The Bigme B6 Color E-Ink Tablet

I’ve owned plenty of Kindles and Android tablets over the years, but I’ve been curious about colour e-ink for a while - whether it’s actually useful or just a gimmick.

The Bigme B6 Color is a 6-inch Android tablet with Kaleido 3 colour e-ink. I picked one up wanting something easier on the eyes for bedtime reading - not another glowing phone screen.

Specs

  • Display: 6-inch Kaleido 3 colour e-ink (300 PPI B&W, 150 PPI colour)
  • Resolution: 1448 × 1072 (B&W), 724 × 536 (colour layer)
  • Processor: MediaTek Helio P35, Octa-core 2.3GHz
  • RAM: 4GB
  • Storage: 64GB (expandable via microSD up to 1TB)
  • OS: Android 14
  • Battery: 2100mAh
  • Frontlight: Warm/cool adjustable (36 white and amber LEDs)
  • Connectivity: Dual-band WiFi, Bluetooth, USB-C with OTG
  • Audio: Speaker, microphone
  • Size: 108 × 149 × 7mm
  • Weight: 176g

The display

Colour e-ink is not vibrant. The colour layer sits on top of the B&W layer, so colours are muted (think newspaper, not magazine), resolution is halved for colour content, and there’s some ghosting when switching between colour and B&W.

For pure text reading, the B&W mode is excellent. Text is sharp and the frontlight is even. For illustrated books and comics, the colour adds something - not enough to replace an iPad, but enough to make children’s books and the occasional graphic novel more usable than greyscale.

At 6 inches, it’s pocketable (large pocket) and comfortable for one-handed reading - good for commuting or bedtime. But that size limits what works well. A4 PDFs need constant zooming and panning, detailed comics feel cramped. It’s just right for novels, articles, and manga formatted for smaller screens.

It comes with a magnetic protective cover that snaps on and wakes the device when opened. The back of the device itself is also magnetic, which could be useful for mounting or storage - I haven’t found a use for it yet, but it’s there.

Android on e-ink

The B6 runs Android 14, which means I can install any reading app I want - Kindle, Kobo, Google Books, Libby, KOReader. That flexibility is the main selling point over a locked-down Kindle or Kobo.

The trade-off is that most Android apps assume fast colour screens. Animations stutter, menus leave traces, and battery drains faster with apps running in the background. Bigme has added some e-ink optimisations (refresh mode options, reduced animations), but it’s still phone-first Android running on e-ink.

The stock OS also comes with a lot of bloat - Bigme’s own app store, translation apps, a video player, various MediaTek utilities. I disabled most of it and replaced the home screen to get something cleaner. I’ve put together a debloat script that handles the cleanup. After debloating, battery life is good - I charge it maybe once a week with regular use. Better than any LCD tablet, not as good as a dedicated Kindle.

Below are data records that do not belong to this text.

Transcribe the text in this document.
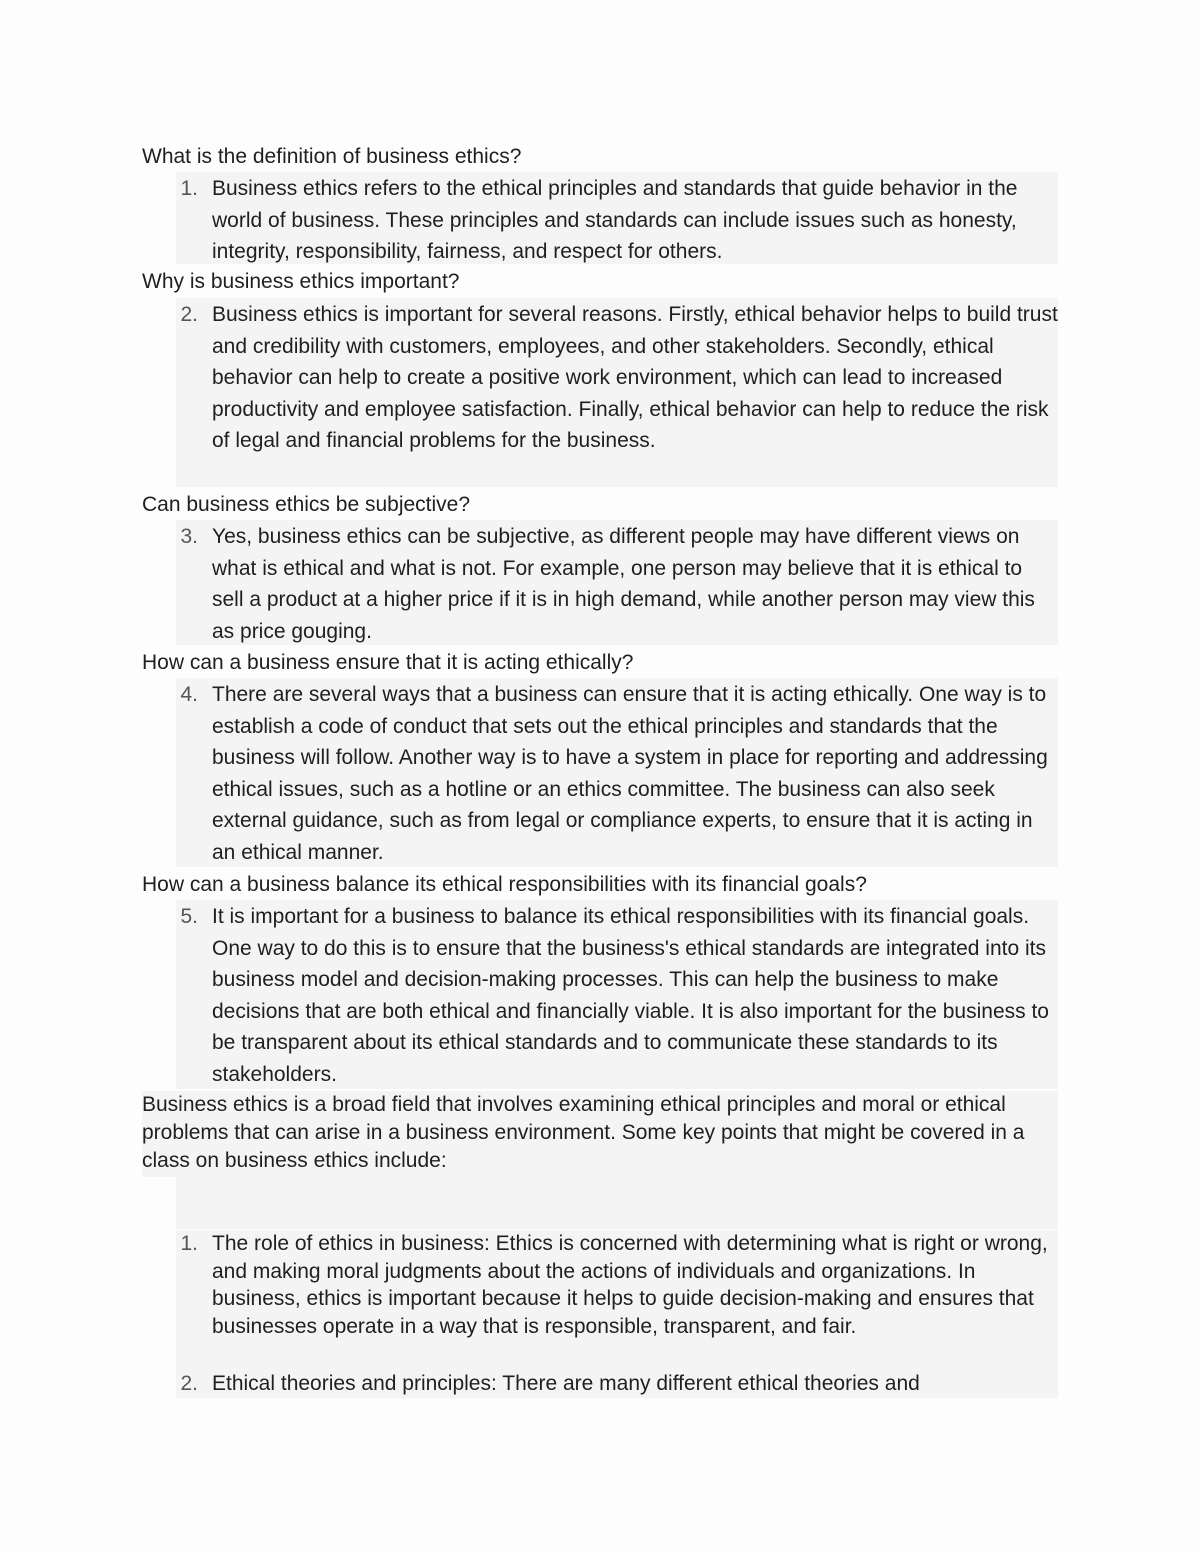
What is the definition of business ethics?
1. Business ethics refers to the ethical principles and standards that guide behavior in the world of business. These principles and standards can include issues such as honesty, integrity, responsibility, fairness, and respect for others.
Why is business ethics important?
2. Business ethics is important for several reasons. Firstly, ethical behavior helps to build trust and credibility with customers, employees, and other stakeholders. Secondly, ethical behavior can help to create a positive work environment, which can lead to increased productivity and employee satisfaction. Finally, ethical behavior can help to reduce the risk of legal and financial problems for the business.
Can business ethics be subjective?
3. Yes, business ethics can be subjective, as different people may have different views on what is ethical and what is not. For example, one person may believe that it is ethical to sell a product at a higher price if it is in high demand, while another person may view this as price gouging.
How can a business ensure that it is acting ethically?
4. There are several ways that a business can ensure that it is acting ethically. One way is to establish a code of conduct that sets out the ethical principles and standards that the business will follow. Another way is to have a system in place for reporting and addressing ethical issues, such as a hotline or an ethics committee. The business can also seek external guidance, such as from legal or compliance experts, to ensure that it is acting in an ethical manner.
How can a business balance its ethical responsibilities with its financial goals?
5. It is important for a business to balance its ethical responsibilities with its financial goals. One way to do this is to ensure that the business's ethical standards are integrated into its business model and decision-making processes. This can help the business to make decisions that are both ethical and financially viable. It is also important for the business to be transparent about its ethical standards and to communicate these standards to its stakeholders.
Business ethics is a broad field that involves examining ethical principles and moral or ethical problems that can arise in a business environment. Some key points that might be covered in a class on business ethics include:
1. The role of ethics in business: Ethics is concerned with determining what is right or wrong, and making moral judgments about the actions of individuals and organizations. In business, ethics is important because it helps to guide decision-making and ensures that businesses operate in a way that is responsible, transparent, and fair.
2. Ethical theories and principles: There are many different ethical theories and
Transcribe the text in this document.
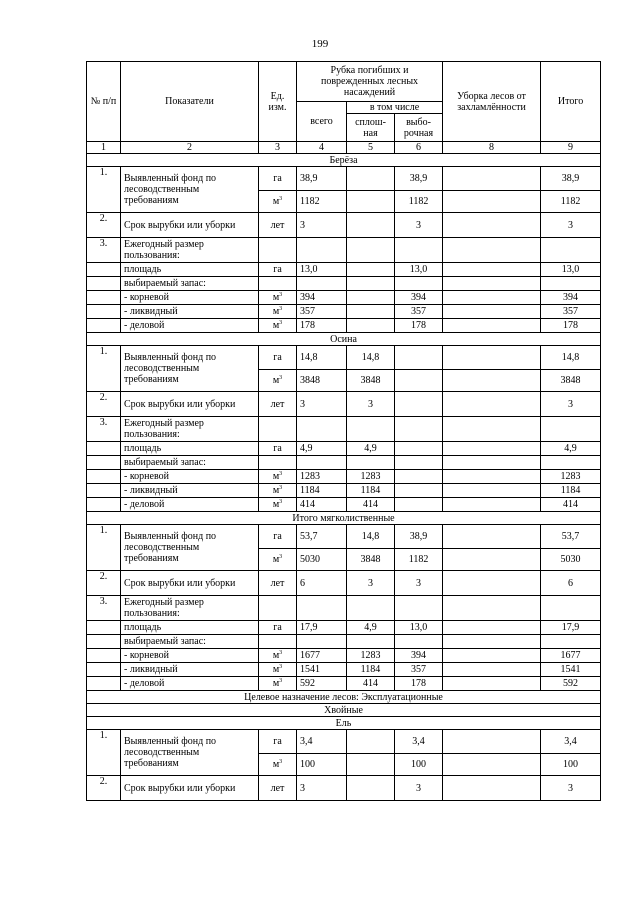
199
№ п/п	Показатели	Ед. изм.	Рубка погибших и поврежденных лесных насаждений			Уборка лесов от захламлённости	Итого
			всего	в том числе			
				сплош-ная	выбо-рочная		
1	2	3	4	5	6	8	9
Берёза							
1.	Выявленный фонд по лесоводственным требованиям	га	38,9		38,9		38,9
		$м^3$	1182		1182		1182
2.	Срок вырубки или уборки	лет	3		3		3
3.	Ежегодный размер пользования:						
	площадь	га	13,0		13,0		13,0
	выбираемый запас:						
	- корневой	$м^3$	394		394		394
	- ликвидный	$м^3$	357		357		357
	- деловой	$м^3$	178		178		178
Осина							
1.	Выявленный фонд по лесоводственным требованиям	га	14,8	14,8			14,8
		$м^3$	3848	3848			3848
2.	Срок вырубки или уборки	лет	3	3			3
3.	Ежегодный размер пользования:						
	площадь	га	4,9	4,9			4,9
	выбираемый запас:						
	- корневой	$м^3$	1283	1283			1283
	- ликвидный	$м^3$	1184	1184			1184
	- деловой	$м^3$	414	414			414
Итого мягколиственные							
1.	Выявленный фонд по лесоводственным требованиям	га	53,7	14,8	38,9		53,7
		$м^3$	5030	3848	1182		5030
2.	Срок вырубки или уборки	лет	6	3	3		6
3.	Ежегодный размер пользования:						
	площадь	га	17,9	4,9	13,0		17,9
	выбираемый запас:						
	- корневой	$м^3$	1677	1283	394		1677
	- ликвидный	$м^3$	1541	1184	357		1541
	- деловой	$м^3$	592	414	178		592
Целевое назначение лесов: Эксплуатационные							
Хвойные							
Ель							
1.	Выявленный фонд по лесоводственным требованиям	га	3,4		3,4		3,4
		$м^3$	100		100		100
2.	Срок вырубки или уборки	лет	3		3		3
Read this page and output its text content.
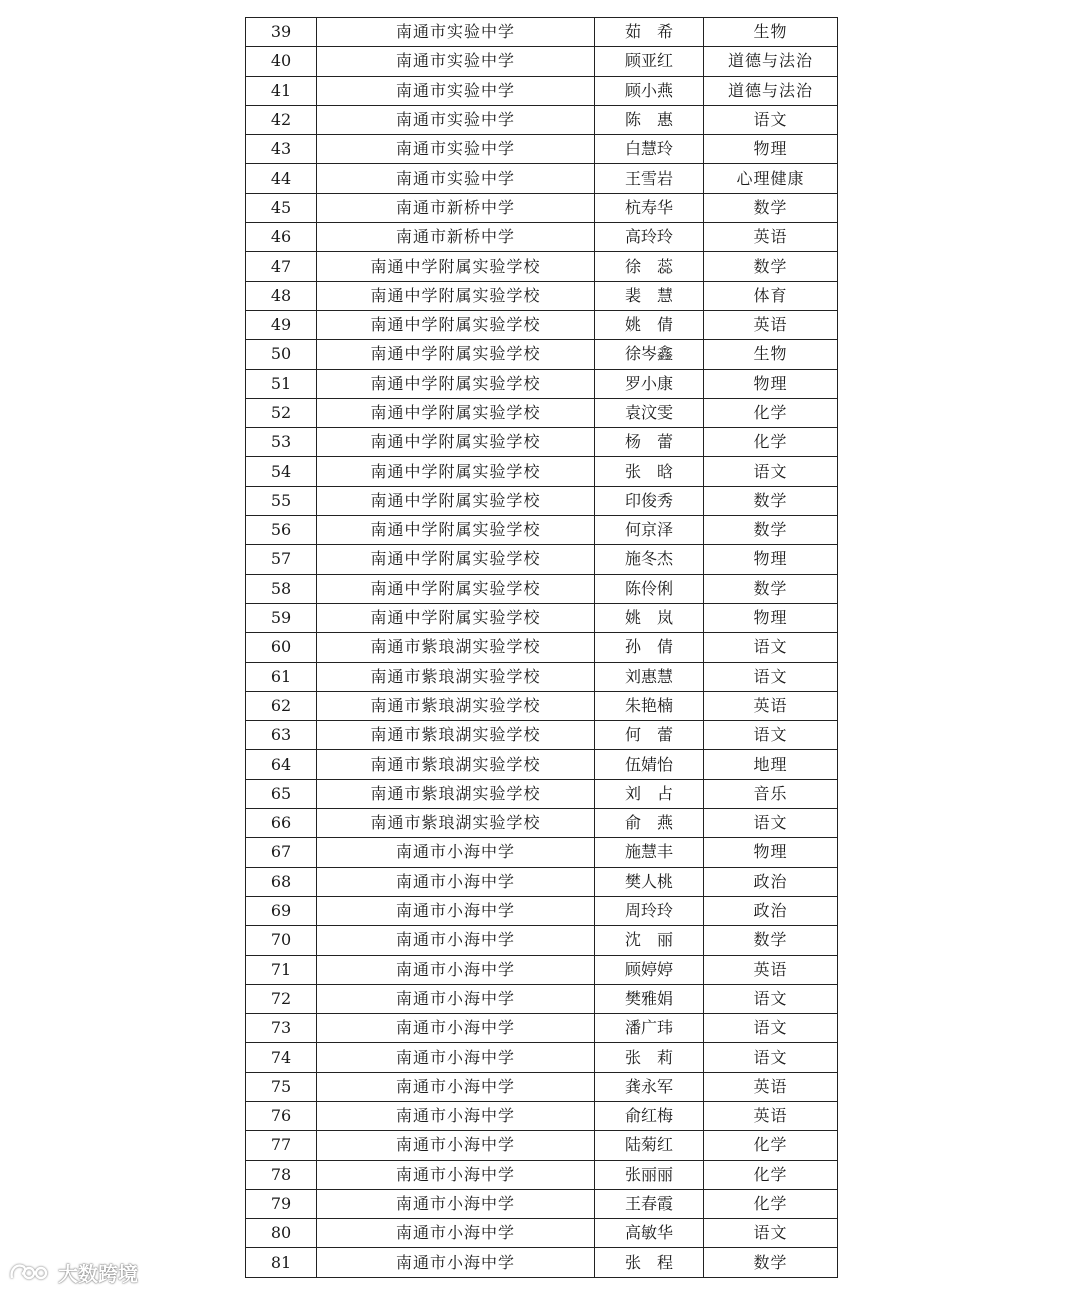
39	南通市实验中学	茹　希	生物
40	南通市实验中学	顾亚红	道德与法治
41	南通市实验中学	顾小燕	道德与法治
42	南通市实验中学	陈　惠	语文
43	南通市实验中学	白慧玲	物理
44	南通市实验中学	王雪岩	心理健康
45	南通市新桥中学	杭寿华	数学
46	南通市新桥中学	高玲玲	英语
47	南通中学附属实验学校	徐　蕊	数学
48	南通中学附属实验学校	裴　慧	体育
49	南通中学附属实验学校	姚　倩	英语
50	南通中学附属实验学校	徐岑鑫	生物
51	南通中学附属实验学校	罗小康	物理
52	南通中学附属实验学校	袁汶雯	化学
53	南通中学附属实验学校	杨　蕾	化学
54	南通中学附属实验学校	张　晗	语文
55	南通中学附属实验学校	印俊秀	数学
56	南通中学附属实验学校	何京泽	数学
57	南通中学附属实验学校	施冬杰	物理
58	南通中学附属实验学校	陈伶俐	数学
59	南通中学附属实验学校	姚　岚	物理
60	南通市紫琅湖实验学校	孙　倩	语文
61	南通市紫琅湖实验学校	刘惠慧	语文
62	南通市紫琅湖实验学校	朱艳楠	英语
63	南通市紫琅湖实验学校	何　蕾	语文
64	南通市紫琅湖实验学校	伍婧怡	地理
65	南通市紫琅湖实验学校	刘　占	音乐
66	南通市紫琅湖实验学校	俞　燕	语文
67	南通市小海中学	施慧丰	物理
68	南通市小海中学	樊人桃	政治
69	南通市小海中学	周玲玲	政治
70	南通市小海中学	沈　丽	数学
71	南通市小海中学	顾婷婷	英语
72	南通市小海中学	樊雅娟	语文
73	南通市小海中学	潘广玮	语文
74	南通市小海中学	张　莉	语文
75	南通市小海中学	龚永军	英语
76	南通市小海中学	俞红梅	英语
77	南通市小海中学	陆菊红	化学
78	南通市小海中学	张丽丽	化学
79	南通市小海中学	王春霞	化学
80	南通市小海中学	高敏华	语文
81	南通市小海中学	张　程	数学
大数跨境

One other quirk: the face buttons. They’re hardware buttons with icons for specific functions, remappable through xSetting. The icons made no sense to me, so I covered them with vinyl stickers labelled B/H/F/T/S and rebound them to back/home/files/task switcher/settings. Much better.

There don’t seem to be any custom Android versions available for the B6 unfortunately. There’s been some work on other Bigme devices, but nobody’s cracked the screen software.

After debloating, I’m using:

  • KOReader - my main reading app
  • Feeder - RSS feeds
  • Kindle, Google Play Books, Libby - for books I’ve bought elsewhere or library borrowing
  • Spotify - audiobooks and podcasts

Should you buy one?

Probably not.

I’m using the B6 for reading books, catching up on RSS feeds and indieweb stuff - basically anything that isn’t doom scrolling. It’s good at that. The e-ink screen means I can read for hours without the eye strain I get from phones and tablets.

But it sits in an awkward spot. It promises a lot (Android flexibility, colour e-ink, compact size) but it doesn’t quite deliver on any of them fully. I’d like something a bit bigger for PDFs, and the screen still feels sluggish for anything interactive. It’s caught between being a Kindle and being a tablet, without being the best at either.

I paid around £125 for the B6. The colour e-ink market has matured since then - there are more options now and prices are dropping. The InkBook Solaris Color has similar specs for £120-145, and mainstream devices like the Kobo Clara Colour now offer Kaleido 3 without needing to tinker with Android. If I were buying today, I’d probably look at one of those or wait for the next generation of colour e-ink panels.

Colour e-ink is nice to have, but not essential. For most reading, regular e-ink is probably fine and cheaper.